Crowdsourcing Adverse Test Sets to Help Surface AI Blindspots

For every participant we maintain the following in the leaderboard:

  • Submitted Images: number of submitted images per participant;
  • Remaining Quota: remaining number of images a participant is allowed to submit;
  • Adverse Examples: number of adverse examples (i.e. human verified false positive or false negative) that this participant identified;
  • Bonus Quota: number of additional images that this participant is allowed to submit.

Bonus Quota: We multiply the number of Adverse Examples a participant has discovered by 5 in order to calculate the bonus quota per participant. In other words, for every example that is scored as adverse the participant will be allowed to submit 5 more image-label pairs.

Human verification: Human raters will be rating all the image-label pairs in the submission Queue by the participant continuously throughout the challenge.

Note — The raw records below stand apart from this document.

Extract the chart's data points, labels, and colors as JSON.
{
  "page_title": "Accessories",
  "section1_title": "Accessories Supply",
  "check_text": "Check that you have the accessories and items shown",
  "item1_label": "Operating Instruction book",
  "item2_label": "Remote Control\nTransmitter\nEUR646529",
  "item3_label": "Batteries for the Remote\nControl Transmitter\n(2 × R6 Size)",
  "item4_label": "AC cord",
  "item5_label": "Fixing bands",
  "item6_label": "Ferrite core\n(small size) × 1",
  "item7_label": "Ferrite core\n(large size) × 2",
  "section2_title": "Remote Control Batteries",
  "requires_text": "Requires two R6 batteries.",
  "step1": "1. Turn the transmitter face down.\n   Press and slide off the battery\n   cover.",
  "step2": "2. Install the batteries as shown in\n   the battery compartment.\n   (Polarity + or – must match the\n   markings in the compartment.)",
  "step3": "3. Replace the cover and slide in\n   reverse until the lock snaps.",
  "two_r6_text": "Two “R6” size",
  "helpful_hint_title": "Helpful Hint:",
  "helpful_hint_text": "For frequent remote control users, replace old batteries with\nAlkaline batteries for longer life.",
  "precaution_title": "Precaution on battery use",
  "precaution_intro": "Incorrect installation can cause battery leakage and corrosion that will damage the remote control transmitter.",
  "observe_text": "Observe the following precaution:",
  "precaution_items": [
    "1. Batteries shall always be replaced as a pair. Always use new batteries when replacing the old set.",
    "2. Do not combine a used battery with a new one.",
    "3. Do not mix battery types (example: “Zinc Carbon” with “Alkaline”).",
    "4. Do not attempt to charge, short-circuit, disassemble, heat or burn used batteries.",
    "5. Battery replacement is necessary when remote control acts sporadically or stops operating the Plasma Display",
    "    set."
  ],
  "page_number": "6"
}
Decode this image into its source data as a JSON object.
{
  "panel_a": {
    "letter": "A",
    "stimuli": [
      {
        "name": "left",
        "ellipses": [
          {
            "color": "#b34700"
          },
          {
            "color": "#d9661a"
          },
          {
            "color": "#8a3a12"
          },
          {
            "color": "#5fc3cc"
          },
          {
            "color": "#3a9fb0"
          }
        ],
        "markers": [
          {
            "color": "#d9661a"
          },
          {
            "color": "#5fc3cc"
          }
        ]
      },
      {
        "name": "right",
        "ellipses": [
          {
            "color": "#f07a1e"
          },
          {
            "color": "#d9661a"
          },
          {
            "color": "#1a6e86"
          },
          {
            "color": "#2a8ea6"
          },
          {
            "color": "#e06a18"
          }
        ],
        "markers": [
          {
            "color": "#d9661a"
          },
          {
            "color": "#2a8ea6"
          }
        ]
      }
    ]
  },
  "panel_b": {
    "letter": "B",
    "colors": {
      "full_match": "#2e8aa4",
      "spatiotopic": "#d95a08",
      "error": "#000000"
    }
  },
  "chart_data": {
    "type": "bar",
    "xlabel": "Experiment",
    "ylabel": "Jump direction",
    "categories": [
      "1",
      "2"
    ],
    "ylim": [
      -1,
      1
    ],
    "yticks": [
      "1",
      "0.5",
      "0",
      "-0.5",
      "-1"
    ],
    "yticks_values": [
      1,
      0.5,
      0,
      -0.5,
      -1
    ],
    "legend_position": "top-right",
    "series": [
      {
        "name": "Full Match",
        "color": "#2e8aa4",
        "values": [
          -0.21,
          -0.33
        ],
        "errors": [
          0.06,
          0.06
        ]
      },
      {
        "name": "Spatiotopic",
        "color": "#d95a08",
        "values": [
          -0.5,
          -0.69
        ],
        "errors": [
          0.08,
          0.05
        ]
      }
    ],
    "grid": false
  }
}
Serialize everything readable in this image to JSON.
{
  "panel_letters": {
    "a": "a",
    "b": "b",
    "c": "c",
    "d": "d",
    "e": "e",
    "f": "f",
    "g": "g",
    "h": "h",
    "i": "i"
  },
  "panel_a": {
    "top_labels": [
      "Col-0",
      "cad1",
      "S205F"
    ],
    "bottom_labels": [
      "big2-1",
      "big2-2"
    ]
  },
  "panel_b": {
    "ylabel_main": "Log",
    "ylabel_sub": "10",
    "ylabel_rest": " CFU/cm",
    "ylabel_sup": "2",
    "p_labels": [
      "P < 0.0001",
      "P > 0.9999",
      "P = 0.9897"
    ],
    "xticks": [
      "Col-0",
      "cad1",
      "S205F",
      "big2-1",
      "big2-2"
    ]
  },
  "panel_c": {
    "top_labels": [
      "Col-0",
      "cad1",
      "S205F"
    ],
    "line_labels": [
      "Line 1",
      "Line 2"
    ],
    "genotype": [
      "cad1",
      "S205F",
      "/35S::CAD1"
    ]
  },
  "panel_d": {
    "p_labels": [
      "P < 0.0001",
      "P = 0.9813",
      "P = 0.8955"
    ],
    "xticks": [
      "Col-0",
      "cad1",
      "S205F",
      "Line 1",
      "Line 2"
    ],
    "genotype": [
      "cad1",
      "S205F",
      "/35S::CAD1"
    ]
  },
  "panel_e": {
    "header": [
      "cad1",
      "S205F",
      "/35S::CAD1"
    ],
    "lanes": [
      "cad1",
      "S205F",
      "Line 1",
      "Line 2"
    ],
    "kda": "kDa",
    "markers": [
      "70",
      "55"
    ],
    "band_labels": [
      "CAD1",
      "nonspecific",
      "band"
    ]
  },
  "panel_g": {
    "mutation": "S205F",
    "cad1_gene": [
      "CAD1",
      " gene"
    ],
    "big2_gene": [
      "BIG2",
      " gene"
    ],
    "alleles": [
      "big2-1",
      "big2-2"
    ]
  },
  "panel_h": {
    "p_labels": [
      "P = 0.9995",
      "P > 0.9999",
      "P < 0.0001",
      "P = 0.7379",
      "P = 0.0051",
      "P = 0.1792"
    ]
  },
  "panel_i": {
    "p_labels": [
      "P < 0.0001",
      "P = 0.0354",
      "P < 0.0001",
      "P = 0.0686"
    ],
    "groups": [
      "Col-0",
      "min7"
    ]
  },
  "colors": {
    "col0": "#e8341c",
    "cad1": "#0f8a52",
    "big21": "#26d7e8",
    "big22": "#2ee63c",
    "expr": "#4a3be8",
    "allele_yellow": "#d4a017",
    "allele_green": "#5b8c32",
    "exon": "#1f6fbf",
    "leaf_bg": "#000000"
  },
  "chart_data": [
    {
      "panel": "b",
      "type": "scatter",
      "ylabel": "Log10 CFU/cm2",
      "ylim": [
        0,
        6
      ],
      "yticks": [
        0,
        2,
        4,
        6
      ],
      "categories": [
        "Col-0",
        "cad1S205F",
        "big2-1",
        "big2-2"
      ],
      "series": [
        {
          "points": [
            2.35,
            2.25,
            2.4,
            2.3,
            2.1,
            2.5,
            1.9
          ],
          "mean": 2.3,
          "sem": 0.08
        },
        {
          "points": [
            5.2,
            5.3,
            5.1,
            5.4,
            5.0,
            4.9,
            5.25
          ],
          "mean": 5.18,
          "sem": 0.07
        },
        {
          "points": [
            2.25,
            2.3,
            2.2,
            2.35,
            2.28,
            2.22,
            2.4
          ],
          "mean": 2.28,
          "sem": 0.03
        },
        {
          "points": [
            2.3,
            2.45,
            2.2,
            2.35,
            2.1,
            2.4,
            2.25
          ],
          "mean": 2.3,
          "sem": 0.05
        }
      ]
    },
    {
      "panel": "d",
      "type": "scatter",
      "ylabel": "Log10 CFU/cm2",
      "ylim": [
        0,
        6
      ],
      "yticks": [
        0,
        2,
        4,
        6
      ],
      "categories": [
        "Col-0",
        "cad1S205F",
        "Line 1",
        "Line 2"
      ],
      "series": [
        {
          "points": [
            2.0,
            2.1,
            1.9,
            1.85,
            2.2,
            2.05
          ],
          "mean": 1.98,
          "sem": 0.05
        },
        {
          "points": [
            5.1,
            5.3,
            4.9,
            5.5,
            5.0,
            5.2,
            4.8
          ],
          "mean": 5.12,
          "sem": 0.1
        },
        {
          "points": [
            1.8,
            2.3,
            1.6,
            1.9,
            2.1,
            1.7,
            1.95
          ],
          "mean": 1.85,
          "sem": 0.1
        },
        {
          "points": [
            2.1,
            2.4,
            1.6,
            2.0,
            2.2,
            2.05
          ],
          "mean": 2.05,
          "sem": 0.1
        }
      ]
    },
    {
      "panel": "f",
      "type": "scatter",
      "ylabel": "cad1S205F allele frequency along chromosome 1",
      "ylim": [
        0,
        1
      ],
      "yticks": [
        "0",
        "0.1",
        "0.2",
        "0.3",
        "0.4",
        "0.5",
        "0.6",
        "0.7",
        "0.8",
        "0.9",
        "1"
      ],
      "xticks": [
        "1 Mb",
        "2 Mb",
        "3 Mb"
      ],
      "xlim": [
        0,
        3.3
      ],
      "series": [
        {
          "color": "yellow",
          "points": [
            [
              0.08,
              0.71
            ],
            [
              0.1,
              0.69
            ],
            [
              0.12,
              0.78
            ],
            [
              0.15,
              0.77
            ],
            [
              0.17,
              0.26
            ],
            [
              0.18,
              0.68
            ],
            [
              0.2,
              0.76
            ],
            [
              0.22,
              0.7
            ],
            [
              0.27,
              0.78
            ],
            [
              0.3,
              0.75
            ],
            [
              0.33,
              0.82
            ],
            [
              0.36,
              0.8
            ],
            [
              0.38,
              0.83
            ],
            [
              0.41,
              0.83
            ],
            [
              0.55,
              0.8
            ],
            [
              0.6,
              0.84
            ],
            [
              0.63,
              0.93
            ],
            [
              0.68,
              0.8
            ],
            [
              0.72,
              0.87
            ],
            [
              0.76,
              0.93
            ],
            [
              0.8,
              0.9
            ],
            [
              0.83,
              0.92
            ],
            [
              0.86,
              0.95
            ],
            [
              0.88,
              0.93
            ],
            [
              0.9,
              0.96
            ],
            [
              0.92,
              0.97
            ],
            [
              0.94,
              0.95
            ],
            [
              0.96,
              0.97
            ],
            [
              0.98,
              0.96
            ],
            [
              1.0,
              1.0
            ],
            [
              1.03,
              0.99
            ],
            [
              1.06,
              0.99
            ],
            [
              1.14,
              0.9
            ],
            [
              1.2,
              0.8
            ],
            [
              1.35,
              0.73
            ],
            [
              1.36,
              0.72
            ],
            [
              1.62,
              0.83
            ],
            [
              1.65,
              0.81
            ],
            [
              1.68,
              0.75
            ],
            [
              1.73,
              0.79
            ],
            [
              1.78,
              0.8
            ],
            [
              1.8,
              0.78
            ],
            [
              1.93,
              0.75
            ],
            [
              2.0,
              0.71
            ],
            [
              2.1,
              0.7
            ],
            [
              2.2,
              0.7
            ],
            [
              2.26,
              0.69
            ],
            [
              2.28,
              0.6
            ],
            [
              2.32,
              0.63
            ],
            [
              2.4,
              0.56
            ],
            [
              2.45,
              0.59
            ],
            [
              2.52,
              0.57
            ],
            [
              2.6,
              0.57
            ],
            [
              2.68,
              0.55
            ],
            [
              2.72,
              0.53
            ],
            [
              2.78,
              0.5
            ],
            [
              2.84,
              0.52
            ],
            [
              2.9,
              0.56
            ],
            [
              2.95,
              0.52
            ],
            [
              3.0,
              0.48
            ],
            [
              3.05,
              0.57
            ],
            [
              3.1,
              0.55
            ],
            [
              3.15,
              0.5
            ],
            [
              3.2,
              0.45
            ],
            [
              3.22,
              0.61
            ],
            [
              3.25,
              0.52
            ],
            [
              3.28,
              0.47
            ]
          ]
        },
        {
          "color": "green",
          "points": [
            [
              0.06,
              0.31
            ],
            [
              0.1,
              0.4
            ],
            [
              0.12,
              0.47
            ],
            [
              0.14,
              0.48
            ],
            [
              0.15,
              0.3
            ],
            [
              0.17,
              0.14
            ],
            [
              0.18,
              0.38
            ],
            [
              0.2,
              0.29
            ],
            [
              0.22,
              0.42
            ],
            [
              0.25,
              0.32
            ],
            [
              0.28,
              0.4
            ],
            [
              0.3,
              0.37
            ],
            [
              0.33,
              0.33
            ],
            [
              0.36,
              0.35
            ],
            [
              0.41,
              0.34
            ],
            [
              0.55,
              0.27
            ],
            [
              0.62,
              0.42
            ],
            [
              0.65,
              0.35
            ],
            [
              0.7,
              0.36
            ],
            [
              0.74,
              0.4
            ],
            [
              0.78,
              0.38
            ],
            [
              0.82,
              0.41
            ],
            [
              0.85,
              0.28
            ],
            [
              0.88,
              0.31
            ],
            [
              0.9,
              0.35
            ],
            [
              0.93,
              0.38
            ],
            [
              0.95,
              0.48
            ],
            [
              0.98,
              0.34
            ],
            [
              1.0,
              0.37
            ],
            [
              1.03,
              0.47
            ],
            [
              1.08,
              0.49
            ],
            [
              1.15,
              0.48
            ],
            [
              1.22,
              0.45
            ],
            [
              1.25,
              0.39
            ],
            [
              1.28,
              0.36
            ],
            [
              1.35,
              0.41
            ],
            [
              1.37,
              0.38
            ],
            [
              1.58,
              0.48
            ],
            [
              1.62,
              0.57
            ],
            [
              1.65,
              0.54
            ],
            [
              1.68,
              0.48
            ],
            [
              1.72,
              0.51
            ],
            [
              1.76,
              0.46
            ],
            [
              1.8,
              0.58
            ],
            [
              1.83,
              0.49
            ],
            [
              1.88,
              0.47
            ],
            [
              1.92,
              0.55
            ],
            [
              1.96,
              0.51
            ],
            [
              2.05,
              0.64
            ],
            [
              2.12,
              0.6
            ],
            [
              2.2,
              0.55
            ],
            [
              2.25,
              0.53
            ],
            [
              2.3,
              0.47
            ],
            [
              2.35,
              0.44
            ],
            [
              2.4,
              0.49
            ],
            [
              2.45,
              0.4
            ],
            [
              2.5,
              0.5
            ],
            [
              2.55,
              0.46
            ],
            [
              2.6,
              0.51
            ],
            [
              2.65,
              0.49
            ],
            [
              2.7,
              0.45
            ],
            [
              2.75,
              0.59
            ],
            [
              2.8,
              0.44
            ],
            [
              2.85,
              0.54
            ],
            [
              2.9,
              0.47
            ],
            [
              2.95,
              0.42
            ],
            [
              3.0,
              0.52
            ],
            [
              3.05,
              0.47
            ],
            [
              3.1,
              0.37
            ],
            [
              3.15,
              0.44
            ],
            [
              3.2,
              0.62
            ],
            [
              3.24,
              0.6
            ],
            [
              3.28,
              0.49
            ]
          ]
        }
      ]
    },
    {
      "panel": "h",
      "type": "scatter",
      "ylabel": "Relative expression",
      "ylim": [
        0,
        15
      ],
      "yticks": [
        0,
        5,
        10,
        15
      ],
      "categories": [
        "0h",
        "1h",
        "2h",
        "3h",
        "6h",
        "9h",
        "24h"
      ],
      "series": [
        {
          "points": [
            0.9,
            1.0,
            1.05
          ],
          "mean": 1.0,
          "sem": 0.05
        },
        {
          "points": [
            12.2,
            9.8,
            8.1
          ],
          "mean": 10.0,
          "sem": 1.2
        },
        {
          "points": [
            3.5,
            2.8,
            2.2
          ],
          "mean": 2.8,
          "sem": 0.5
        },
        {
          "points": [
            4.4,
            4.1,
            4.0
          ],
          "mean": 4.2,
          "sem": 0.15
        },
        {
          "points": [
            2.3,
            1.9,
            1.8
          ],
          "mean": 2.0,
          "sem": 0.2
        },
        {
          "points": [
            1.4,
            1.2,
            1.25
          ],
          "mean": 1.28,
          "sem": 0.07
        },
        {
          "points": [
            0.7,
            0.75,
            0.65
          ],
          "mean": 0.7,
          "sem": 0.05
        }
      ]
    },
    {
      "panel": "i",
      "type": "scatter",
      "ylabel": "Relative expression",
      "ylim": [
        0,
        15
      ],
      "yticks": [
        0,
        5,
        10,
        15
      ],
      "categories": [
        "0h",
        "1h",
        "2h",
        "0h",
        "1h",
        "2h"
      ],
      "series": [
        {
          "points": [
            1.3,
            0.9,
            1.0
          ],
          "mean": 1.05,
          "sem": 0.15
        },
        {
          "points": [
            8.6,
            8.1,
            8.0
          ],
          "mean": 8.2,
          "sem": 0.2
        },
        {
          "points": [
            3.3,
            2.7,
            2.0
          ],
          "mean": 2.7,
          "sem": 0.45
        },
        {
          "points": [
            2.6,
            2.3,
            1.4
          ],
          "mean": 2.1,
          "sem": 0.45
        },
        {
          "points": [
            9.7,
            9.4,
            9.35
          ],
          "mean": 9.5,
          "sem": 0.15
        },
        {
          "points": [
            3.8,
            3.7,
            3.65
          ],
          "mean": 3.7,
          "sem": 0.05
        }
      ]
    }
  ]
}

Awarding points: If multiple participants submit the same image-label pair, a point is awarded to the first participant who submits it (based on the timestamp in the submitted images queue)

Adverse examples: Image-label pairs for which the human verification is in disagreement with a machine prediction, e.g.

  • human verification = Y, machine prediction = N (false negative);
  • human verification = N, machine prediction = Y (false positive).

Winner: The winner is the participant with the highest number of Adverse Examples when the competition closes.